Vegan honey recipe! Tastes like honey. Looks like honey. Smells like honey. Acts like honey. Buuuuut. It’s not honey cuz it didn’t come from bees. It’s a painfully simple recipe using common ingredients. Plus you can store it indefinitely in your fridge because it won’t crystallize like honey at cold temperatures. It’s an all over win! Let the bees keep their hard work and food.
Course Ingredients
Keyword food, glutenfree, honey, vegan
Prep Time – 10 mins
Cook Time – 8 hrs
Total Time – 8 hrs 10 mins
Servings – 2 Pints

Equipment

  • Crock Pot

Ingredients

  • 1 cup natural apple juice
  • 3 cups water
  • 2 bags dandelion tea
  • 2 bags chamomile & rose tea
  • 1 Tablespoon lemon juice
  • 4 cups sugar

Instructions

  • Pour the apple juice and water into a crock pot and add in the tea bags.
  • Turn the crock pot up to high, cover, and let the tea bags steep for an hour.
  • Remove the bags, stir in the sugar until it is fully dissolved, and leave the crock pot on high and partially covered overnight or for at least 8 hours.

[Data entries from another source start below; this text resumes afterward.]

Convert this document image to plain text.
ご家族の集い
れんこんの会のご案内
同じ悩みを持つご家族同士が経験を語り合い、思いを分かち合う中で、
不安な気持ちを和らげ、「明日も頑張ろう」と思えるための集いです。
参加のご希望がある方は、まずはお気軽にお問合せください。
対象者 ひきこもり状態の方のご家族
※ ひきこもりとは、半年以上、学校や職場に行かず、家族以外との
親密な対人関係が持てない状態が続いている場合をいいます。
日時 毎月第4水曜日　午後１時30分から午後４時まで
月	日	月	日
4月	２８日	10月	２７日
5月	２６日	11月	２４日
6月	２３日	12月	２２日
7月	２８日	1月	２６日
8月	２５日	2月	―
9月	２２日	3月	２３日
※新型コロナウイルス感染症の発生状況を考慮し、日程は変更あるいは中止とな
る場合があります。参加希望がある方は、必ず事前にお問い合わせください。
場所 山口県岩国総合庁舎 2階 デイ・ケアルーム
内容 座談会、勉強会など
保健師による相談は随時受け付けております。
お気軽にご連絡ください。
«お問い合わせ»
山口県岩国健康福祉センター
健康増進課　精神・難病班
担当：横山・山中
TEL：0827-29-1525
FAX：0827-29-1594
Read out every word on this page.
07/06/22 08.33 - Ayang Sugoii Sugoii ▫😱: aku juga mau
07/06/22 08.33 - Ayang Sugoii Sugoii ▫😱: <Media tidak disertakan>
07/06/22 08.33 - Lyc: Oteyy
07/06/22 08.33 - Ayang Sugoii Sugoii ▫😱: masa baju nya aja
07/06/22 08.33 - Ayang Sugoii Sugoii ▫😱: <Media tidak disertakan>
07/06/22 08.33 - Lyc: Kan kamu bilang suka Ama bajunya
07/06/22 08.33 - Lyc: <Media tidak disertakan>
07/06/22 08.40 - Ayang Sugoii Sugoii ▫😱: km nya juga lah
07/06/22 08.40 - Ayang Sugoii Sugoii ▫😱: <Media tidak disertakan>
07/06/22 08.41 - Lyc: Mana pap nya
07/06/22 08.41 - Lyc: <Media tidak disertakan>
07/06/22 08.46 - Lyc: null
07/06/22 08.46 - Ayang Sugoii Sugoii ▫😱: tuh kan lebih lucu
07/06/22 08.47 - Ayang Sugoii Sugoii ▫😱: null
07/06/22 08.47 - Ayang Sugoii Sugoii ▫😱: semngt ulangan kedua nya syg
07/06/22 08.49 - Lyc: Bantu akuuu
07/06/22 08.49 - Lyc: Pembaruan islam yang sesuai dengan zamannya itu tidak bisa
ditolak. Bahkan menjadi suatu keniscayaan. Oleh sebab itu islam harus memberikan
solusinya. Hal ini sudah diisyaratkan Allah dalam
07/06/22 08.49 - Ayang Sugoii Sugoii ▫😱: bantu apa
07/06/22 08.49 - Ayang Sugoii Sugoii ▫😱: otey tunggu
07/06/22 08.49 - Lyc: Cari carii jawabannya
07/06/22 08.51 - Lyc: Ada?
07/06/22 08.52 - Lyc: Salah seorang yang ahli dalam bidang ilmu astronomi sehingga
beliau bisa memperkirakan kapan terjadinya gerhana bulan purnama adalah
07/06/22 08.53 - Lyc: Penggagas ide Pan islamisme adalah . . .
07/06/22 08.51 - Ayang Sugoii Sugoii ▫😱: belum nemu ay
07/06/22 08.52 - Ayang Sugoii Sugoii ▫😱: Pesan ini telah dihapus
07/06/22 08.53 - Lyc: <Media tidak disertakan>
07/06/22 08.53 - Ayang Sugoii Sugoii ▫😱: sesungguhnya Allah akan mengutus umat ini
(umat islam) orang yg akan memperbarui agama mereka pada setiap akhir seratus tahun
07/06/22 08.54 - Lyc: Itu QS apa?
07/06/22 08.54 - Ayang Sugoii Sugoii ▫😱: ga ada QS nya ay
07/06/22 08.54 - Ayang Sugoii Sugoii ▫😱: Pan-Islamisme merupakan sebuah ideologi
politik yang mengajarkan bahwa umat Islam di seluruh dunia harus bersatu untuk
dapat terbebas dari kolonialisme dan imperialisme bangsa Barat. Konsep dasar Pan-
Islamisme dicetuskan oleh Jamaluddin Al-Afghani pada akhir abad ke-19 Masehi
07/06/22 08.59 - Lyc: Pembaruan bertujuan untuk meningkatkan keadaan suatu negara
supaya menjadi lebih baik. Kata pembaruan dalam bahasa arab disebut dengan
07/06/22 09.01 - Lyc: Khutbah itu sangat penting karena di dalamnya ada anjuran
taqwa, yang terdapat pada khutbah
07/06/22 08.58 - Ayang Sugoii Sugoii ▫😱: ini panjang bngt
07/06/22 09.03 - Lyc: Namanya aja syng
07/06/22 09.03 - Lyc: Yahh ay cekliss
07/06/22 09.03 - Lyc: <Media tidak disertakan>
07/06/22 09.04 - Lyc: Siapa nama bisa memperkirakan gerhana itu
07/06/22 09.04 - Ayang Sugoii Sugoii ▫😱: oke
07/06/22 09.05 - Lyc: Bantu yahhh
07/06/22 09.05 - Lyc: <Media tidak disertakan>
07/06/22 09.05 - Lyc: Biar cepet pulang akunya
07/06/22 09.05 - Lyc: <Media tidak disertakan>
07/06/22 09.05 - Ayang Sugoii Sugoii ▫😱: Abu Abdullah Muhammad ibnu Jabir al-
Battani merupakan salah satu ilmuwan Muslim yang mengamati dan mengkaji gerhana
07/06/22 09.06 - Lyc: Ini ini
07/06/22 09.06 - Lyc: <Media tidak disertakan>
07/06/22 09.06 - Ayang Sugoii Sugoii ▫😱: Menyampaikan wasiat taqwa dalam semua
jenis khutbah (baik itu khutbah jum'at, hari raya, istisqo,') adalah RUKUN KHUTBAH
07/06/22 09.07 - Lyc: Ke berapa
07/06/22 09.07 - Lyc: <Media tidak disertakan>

I generally place a wooden spoon across the top of the ceramic part of crock pot and prop the lid on that so that steam can escape but any splatters are contained.
  • It will seem thin and runny at first but it will thicken as it cools. You can check it by taking a small spoonful and pouring it on a plate and putting it in the fridge. If it is thick and honeylike then it’s done!
  • This makes roughly 2 pints. Refrigerate or freeze.

Notes

Why the crock pot? Even on high heat you don’t need to worry about scorching or boiling to hard crack stage. You dump it all in and leave it for 8-10 hours. You can make this “honey” on the stove top but you’ll need to cook it over low heat and bring it to a slow bubble rather than constant bubble. If it hits 300 F it won’t be a syrup anymore. Plus you need to worry about it burning if you can’t dedicate time to stirring for an hour. So. Use a crock pot! Worried about the amount of sugar? Well. Guess what. Honey is sugar. So… don’t stress it and just enjoy the bee free sweet goodness. Also, most store-bought honey is unregulated and many companies only use trace amounts of actual honey (or no honey) in their honey. The rest is high fructose corn syrup or a conglomeration of chemicals which mimic honey. At least with this recipe you know what’s in it.